Laboratory confirmed CLAB

When CLAB is suspected, the CL is removed aseptically and the distal 5 cm of the catheter is amputated and cultured, using the standardized semi quantitative method [21, 22]. Concomitant blood cultures are drawn percutaneously in most cases. In each hospital, standard laboratory methods are used to identify microorganisms, and standardized susceptibility testing is performed [21, 22]. A patient with a CL who has a recognized pathogen isolated from one or more percutaneous blood cultures after 48 hours of catheterization; the pathogen cultured from the blood is not related to an infection at another site; and patient has one or more of the following signs or symptoms: fever (≥38°C), chills, or hypotension. With skin commensals (diphtheroids, Bacillus spp., Propionibacterium spp., coagulase-negative staphylococci or micrococci), the organism has been recovered from two or more separate blood cultures [2123].

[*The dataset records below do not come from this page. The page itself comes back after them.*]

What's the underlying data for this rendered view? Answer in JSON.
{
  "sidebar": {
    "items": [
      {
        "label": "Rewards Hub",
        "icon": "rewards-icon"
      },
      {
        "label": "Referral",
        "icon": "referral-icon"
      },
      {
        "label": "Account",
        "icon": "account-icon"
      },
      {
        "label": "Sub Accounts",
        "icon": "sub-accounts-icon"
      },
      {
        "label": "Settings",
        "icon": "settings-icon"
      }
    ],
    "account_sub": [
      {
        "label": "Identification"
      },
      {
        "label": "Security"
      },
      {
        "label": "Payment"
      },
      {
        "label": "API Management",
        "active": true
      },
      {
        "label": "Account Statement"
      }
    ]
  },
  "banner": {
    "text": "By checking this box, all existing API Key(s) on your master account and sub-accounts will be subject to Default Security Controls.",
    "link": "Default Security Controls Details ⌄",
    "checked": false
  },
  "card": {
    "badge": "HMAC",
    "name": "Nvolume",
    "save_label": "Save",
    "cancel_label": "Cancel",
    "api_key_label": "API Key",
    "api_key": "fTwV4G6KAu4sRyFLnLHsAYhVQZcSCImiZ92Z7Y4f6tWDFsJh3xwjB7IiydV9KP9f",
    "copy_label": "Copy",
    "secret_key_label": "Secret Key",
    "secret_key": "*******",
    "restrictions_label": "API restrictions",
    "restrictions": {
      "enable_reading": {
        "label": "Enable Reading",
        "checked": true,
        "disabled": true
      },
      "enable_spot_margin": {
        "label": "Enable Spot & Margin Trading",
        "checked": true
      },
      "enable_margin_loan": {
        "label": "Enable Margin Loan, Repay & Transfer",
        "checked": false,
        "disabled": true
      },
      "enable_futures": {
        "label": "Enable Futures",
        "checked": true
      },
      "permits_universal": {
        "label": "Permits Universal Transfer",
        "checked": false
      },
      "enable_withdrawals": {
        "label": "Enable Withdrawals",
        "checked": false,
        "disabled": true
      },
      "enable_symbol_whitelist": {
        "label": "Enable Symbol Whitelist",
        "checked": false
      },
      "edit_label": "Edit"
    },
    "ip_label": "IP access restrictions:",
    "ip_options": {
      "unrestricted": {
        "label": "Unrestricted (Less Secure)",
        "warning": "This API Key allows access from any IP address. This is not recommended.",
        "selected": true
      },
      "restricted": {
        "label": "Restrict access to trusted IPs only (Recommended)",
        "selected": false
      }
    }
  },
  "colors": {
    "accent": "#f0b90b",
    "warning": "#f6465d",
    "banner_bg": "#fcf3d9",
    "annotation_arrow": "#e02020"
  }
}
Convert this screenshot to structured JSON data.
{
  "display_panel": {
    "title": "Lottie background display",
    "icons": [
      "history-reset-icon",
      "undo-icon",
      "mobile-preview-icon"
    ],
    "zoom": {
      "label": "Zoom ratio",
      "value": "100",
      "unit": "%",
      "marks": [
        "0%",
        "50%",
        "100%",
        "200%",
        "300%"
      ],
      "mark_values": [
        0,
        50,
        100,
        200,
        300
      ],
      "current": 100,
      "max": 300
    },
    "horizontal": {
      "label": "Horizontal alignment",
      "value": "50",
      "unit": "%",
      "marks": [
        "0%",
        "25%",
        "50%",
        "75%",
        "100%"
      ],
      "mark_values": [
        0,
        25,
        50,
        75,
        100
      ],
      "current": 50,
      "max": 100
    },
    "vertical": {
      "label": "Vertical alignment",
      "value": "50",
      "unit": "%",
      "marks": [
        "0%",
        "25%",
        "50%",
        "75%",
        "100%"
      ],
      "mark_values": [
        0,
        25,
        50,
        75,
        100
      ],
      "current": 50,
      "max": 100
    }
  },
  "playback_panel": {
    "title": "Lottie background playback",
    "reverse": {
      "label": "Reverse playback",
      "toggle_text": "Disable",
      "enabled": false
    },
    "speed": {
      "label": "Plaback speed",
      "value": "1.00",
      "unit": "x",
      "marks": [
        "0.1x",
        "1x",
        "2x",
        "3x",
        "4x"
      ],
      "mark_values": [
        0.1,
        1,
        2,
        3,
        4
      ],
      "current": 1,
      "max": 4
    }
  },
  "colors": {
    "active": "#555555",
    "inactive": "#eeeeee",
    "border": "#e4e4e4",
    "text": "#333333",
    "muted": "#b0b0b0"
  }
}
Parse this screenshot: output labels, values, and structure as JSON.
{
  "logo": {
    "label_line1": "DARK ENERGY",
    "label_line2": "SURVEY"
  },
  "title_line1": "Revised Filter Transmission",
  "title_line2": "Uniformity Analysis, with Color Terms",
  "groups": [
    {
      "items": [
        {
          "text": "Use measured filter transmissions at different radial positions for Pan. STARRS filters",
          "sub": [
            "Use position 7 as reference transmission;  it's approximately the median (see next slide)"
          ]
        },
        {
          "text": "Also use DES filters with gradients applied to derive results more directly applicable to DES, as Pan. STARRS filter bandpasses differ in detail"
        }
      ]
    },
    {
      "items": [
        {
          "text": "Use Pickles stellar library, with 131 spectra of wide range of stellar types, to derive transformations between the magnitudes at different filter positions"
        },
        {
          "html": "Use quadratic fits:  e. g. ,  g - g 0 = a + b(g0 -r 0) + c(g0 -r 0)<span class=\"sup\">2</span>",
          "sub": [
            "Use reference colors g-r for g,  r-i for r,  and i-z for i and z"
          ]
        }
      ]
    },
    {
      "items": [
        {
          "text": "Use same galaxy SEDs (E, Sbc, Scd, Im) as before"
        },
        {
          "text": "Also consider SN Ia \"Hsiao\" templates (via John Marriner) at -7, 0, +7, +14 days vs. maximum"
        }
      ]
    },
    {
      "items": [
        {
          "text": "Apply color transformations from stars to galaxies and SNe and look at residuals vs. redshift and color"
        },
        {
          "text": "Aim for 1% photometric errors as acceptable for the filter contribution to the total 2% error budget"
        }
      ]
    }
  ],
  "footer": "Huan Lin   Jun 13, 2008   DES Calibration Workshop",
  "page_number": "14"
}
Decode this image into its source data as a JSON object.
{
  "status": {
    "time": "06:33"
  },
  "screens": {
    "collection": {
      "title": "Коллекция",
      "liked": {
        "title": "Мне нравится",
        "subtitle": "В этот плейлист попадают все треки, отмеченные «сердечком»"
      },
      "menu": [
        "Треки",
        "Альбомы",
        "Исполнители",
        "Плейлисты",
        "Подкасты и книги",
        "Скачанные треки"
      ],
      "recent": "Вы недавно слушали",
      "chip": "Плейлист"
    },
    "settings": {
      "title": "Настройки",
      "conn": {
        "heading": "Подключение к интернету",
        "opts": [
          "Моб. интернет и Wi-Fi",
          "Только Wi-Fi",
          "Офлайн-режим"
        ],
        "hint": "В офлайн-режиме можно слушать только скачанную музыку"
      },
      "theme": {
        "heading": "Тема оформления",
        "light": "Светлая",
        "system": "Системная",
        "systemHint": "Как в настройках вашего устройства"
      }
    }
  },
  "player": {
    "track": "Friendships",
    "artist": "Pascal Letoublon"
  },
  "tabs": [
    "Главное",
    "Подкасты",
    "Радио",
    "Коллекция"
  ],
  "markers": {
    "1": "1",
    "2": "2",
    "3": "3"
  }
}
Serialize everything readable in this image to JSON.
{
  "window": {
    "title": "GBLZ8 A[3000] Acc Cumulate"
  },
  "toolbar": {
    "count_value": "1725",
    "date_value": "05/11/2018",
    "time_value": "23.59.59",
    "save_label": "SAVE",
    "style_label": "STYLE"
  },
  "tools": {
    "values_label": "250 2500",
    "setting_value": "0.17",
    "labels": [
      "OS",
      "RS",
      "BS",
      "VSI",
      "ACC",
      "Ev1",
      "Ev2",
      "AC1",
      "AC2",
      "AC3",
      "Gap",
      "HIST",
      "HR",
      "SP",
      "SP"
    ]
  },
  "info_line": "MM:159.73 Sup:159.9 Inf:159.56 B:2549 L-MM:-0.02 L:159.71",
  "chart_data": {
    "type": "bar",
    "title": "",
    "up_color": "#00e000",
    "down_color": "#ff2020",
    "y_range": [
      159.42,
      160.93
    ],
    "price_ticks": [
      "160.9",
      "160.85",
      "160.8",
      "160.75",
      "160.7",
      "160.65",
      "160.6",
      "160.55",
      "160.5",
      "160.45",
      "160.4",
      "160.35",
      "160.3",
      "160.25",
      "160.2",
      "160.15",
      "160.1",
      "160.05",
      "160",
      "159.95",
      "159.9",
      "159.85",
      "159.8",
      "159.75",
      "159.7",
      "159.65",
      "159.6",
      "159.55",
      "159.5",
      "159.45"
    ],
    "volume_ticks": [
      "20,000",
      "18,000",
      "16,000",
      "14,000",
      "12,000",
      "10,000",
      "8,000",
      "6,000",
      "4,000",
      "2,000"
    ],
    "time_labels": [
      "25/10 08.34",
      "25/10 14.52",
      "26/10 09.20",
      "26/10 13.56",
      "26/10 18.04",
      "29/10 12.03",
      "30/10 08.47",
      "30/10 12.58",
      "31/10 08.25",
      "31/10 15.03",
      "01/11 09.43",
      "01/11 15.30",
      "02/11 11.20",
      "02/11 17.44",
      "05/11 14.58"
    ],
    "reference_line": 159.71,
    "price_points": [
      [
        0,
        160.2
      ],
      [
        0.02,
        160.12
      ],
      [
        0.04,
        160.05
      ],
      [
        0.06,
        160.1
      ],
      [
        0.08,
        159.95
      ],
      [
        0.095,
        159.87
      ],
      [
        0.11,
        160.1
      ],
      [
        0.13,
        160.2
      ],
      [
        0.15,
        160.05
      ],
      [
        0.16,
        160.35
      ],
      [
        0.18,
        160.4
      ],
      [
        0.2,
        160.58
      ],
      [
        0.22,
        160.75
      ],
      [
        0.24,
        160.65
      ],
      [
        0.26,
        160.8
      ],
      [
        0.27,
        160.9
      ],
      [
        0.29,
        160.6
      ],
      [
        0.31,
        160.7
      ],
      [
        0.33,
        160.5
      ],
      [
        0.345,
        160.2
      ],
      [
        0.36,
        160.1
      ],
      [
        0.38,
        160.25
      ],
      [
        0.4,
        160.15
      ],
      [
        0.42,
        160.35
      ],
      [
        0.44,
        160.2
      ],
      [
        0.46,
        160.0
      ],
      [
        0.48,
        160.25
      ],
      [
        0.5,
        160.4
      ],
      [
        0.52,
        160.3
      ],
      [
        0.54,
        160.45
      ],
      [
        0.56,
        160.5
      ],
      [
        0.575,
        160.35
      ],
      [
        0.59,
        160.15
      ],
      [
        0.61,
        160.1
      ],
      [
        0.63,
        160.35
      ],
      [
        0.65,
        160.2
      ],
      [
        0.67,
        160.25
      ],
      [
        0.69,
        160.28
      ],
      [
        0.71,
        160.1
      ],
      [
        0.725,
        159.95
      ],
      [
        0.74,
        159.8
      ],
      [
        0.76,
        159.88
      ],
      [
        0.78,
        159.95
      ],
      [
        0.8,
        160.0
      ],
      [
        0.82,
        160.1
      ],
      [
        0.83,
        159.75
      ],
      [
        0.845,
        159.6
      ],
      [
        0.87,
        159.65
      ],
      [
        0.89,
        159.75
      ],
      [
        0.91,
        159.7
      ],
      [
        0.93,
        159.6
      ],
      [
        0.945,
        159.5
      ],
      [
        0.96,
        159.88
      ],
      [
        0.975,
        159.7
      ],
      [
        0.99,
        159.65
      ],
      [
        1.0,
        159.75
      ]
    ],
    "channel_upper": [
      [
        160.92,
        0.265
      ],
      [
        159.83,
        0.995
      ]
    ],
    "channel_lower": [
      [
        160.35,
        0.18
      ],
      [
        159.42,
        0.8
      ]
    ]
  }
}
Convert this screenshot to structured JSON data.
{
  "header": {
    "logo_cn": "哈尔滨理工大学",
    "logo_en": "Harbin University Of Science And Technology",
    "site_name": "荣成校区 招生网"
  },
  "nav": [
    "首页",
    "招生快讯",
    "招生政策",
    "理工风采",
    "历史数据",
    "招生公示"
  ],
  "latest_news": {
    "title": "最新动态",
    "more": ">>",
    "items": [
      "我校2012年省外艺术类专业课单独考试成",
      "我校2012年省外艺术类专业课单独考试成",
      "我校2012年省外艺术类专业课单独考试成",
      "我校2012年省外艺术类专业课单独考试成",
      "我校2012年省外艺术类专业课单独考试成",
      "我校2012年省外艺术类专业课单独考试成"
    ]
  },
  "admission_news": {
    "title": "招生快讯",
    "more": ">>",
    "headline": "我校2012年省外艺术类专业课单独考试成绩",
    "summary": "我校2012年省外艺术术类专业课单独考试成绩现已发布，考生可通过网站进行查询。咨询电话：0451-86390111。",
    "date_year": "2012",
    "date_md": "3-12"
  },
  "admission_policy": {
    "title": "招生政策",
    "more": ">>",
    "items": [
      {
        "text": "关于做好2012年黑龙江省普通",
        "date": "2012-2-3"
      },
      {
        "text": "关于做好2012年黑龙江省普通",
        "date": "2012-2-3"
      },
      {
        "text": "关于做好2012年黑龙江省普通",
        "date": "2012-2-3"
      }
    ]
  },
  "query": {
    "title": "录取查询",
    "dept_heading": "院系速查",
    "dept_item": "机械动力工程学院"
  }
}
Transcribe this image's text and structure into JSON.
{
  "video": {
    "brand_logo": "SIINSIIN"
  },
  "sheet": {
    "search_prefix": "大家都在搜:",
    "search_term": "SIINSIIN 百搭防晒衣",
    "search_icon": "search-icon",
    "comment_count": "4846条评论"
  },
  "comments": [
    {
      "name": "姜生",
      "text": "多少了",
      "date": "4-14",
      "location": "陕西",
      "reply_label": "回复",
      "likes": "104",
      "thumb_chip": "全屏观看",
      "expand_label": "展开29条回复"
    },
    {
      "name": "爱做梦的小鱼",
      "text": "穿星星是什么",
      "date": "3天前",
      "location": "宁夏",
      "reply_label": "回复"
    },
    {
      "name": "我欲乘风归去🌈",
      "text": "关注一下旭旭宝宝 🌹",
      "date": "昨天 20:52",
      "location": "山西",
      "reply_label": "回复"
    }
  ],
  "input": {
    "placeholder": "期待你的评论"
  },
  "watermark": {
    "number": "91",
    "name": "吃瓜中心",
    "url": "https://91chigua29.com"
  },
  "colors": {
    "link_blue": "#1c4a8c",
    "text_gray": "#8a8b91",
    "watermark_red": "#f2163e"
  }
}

Clinically suspected CL-associated bloodstream infection

A patient with a CL who has at least one of the following clinical signs, with no other recognized cause: fever (≥38°C), hypotension (systolic blood pressure ≤90 mmHg) or oliguria (≤20 mL/hr), but blood cultures were either not obtained or no organisms were recovered from blood cultures; there is no apparent infection at another site; and the physician institutes antimicrobial therapy [21, 22].

Process surveillance

Process surveillance was designed to assess compliance with easily measurable key infection control practices, such as surveillance of compliance rates for hand hygiene practices and specific measures for the prevention of CLAB [20].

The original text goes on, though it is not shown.